50 000 cormorans prélevés chaque année
"On se rend compte que de manière préventive et sans aucune démonstration, on tue de plus en plus de cormorans . En gros on en tue, 50 000 en France, ce qui représente la moitié de la population hivernante, c'est énorme " déplore le directeur général de la LPO. Pour l'administration, ces opérations de régulation en Haute-Loire ont pour but de limiter la prédation sur les peuplements piscicoles dans des plans d'eau de pêche et sur les espèces de poissons protégés, notament sur le saumon atlantique, espèce qui fait l'objet d'un effort important de repeuplement sur le département. Le directeur général de la LPO récuse l'argument. "On a jamais vu de prédateur qui fait disparaître sa proie, qu'est ce que c'est que ce phantasme !" s'exclame t-il. "On est prêt à accepter qu'on tire les cormorans sur les étangs de pêche, parce que des gens en vivent, que c'est une activité professionnelle.. mais pas sur les têtes de bassin, pas en amont des rivières".Le cormoran prédateur sous-estimé ?
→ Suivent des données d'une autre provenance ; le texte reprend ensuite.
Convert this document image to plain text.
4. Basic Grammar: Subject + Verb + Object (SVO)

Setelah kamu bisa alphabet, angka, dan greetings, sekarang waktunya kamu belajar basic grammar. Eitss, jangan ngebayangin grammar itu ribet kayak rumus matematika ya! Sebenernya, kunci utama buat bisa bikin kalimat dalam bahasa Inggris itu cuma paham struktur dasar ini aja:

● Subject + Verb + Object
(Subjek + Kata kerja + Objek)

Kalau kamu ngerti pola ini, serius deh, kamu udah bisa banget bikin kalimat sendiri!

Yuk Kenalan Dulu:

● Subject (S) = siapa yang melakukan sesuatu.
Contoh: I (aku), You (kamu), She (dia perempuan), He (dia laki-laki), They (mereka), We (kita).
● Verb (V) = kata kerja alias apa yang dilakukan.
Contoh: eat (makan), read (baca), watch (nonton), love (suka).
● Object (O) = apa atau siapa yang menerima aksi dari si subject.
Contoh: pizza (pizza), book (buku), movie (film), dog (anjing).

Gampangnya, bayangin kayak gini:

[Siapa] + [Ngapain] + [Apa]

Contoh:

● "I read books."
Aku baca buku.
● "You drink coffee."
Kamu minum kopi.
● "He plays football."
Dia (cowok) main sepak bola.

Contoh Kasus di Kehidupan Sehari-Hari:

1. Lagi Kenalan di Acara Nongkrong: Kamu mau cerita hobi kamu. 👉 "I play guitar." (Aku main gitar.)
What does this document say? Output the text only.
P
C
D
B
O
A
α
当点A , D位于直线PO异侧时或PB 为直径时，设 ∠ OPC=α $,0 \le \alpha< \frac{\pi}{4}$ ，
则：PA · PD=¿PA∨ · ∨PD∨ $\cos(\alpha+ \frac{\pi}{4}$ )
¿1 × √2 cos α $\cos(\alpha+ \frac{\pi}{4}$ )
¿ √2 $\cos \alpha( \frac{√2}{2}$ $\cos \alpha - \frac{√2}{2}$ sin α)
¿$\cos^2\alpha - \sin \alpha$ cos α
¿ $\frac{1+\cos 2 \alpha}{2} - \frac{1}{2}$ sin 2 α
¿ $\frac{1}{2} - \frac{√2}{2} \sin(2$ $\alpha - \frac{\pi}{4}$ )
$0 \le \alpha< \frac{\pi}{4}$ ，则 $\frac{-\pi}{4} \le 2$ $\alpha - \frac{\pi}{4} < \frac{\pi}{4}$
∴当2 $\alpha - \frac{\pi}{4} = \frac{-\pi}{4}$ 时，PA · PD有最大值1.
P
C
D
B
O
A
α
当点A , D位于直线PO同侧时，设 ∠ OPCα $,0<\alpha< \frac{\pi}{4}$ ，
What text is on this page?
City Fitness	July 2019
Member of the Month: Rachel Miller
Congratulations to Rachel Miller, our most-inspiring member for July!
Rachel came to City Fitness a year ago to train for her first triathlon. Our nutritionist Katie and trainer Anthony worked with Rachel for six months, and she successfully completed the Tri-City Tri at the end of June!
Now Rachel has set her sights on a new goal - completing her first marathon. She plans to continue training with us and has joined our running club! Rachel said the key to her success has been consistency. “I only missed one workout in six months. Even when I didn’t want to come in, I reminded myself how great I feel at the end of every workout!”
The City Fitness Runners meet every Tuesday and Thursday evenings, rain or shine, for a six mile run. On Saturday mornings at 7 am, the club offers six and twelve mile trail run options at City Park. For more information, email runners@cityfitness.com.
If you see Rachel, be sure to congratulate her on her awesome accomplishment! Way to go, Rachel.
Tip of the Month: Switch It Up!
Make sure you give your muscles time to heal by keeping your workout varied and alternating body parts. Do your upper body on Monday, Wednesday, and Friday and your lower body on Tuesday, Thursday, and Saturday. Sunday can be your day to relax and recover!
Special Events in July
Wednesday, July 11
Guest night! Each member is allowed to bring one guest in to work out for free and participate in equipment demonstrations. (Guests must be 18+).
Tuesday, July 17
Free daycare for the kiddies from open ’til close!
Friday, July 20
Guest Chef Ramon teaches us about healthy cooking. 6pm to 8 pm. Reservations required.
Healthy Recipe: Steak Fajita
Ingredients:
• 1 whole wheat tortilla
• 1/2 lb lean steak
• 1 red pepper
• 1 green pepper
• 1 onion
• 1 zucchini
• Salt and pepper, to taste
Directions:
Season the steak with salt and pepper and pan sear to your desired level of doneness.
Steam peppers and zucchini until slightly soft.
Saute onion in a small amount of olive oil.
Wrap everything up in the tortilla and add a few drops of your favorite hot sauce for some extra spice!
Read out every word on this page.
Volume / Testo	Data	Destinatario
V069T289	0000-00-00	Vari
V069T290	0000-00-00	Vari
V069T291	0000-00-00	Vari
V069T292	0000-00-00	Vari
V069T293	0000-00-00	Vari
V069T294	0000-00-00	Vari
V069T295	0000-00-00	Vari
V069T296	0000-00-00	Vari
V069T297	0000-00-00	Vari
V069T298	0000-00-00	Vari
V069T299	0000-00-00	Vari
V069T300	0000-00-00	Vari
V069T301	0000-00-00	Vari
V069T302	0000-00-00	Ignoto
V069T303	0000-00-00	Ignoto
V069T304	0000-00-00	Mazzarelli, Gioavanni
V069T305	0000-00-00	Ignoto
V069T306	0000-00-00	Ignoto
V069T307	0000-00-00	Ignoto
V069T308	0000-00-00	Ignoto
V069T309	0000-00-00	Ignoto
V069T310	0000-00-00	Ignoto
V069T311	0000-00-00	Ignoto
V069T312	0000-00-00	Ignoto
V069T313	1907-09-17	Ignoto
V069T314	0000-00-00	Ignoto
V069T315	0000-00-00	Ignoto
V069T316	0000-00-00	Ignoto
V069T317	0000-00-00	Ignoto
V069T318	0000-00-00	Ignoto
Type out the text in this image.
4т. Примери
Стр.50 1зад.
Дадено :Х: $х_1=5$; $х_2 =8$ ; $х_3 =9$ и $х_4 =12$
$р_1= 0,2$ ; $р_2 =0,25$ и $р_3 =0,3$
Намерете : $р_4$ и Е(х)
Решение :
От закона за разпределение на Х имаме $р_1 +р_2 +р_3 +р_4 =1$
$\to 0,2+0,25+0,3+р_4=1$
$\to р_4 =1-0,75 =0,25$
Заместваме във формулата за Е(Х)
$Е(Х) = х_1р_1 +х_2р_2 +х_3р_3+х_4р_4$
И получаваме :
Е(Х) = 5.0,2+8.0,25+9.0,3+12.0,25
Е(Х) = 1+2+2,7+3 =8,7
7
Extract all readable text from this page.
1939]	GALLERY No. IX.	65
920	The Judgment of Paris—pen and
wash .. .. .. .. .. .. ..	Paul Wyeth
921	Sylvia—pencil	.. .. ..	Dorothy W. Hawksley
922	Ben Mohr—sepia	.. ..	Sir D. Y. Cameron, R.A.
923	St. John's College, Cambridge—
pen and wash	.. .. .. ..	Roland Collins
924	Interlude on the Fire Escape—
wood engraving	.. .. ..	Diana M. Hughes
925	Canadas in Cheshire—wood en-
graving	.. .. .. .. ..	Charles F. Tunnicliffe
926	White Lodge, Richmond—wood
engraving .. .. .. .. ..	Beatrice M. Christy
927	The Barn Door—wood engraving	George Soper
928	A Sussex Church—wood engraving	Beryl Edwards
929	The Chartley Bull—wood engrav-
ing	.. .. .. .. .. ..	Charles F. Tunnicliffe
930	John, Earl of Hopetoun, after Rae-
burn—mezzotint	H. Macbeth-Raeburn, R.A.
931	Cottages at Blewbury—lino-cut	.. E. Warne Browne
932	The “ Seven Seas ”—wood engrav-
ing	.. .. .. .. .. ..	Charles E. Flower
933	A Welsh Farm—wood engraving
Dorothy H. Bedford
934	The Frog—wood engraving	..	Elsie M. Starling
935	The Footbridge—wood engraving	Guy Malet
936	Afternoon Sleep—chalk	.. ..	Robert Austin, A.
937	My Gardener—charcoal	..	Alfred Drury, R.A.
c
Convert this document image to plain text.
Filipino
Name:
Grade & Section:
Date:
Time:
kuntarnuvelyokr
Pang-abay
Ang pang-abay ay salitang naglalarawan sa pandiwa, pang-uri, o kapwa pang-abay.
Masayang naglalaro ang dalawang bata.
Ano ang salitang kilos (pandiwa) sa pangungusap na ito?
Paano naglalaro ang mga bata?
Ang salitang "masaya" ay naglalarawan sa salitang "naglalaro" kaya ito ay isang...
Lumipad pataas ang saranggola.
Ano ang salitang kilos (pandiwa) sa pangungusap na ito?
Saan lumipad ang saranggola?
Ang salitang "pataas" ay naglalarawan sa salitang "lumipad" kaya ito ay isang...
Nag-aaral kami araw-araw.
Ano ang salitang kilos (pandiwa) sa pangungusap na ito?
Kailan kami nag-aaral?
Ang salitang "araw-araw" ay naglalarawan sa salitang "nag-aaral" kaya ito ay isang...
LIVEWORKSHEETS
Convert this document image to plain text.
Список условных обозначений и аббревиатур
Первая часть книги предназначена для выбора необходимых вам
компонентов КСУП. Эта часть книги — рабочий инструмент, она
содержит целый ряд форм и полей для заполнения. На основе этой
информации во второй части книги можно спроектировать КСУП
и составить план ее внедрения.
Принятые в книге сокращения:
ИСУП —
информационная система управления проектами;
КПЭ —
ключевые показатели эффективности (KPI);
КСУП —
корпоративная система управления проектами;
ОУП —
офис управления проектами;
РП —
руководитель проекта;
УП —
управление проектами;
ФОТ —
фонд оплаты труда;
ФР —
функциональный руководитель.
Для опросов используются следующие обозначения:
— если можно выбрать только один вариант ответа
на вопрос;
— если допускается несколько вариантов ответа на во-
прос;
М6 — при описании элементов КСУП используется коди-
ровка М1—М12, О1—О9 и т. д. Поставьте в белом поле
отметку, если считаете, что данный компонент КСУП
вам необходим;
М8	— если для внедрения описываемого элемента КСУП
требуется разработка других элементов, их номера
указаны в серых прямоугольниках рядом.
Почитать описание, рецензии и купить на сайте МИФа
Dans son jugement, le tribunal administratif a considéré que le niveau de prédation du Grand cormoran sur le saumon n'était appuyé par aucune étude récente, l'administration s'étant limitée à présenter des analyses de contenus stomacaux de grands cormorans prélévés en 2003-2004. Le président de l'association protectrice du saumon Loire-Allier, Louis Sauvadet fait part de son étonnemment. "C'est un petit peu abérrant ..il n'y pas d'etudes poussées sur l'Allier, mais il y a pourtant des éléments de preuve. Au sommet du bassin, vers les sources les cormorans exercent une prédation considérable " avance ce connaisseur."Autrefois, dans les années 70, on ne voyait pas de cormorans. Depuis quelques annnées, il a rempli pas mal d'espaces".Pour lui, il est à l'origine de la disparition des poissons blancs et de l'ombre commun de l'Allier, un poisson recherché par le pêcheur sportif. "Le comptage des cormorans n'est pas significatif du tout" soutient James Bouvier. Ce pêcheur participe à la régulation des cormorans au niveau du département de l'Ardèche avec l'association agréée de pêche et de protection des milieux aquatiques (aappma) de Saint-Etienne-de-Lugdarès qui partage la moitié du versant de l'Allier avec les voisins lozériens de Langogne.
"Nous constatons sur notre secteur de rivière, la disparition de 3 poissons: l'ombre commun, les vandoises de l'Allier et les chevesnes. Il n'y pas eu d'étude qui prouve le rapport avec le cormoran mais disons que c'est le seul facteur qui est venu s'ajouter à l'écosystème " soutient ce professionnel, auteur d'un livret d'observations sur le sujet.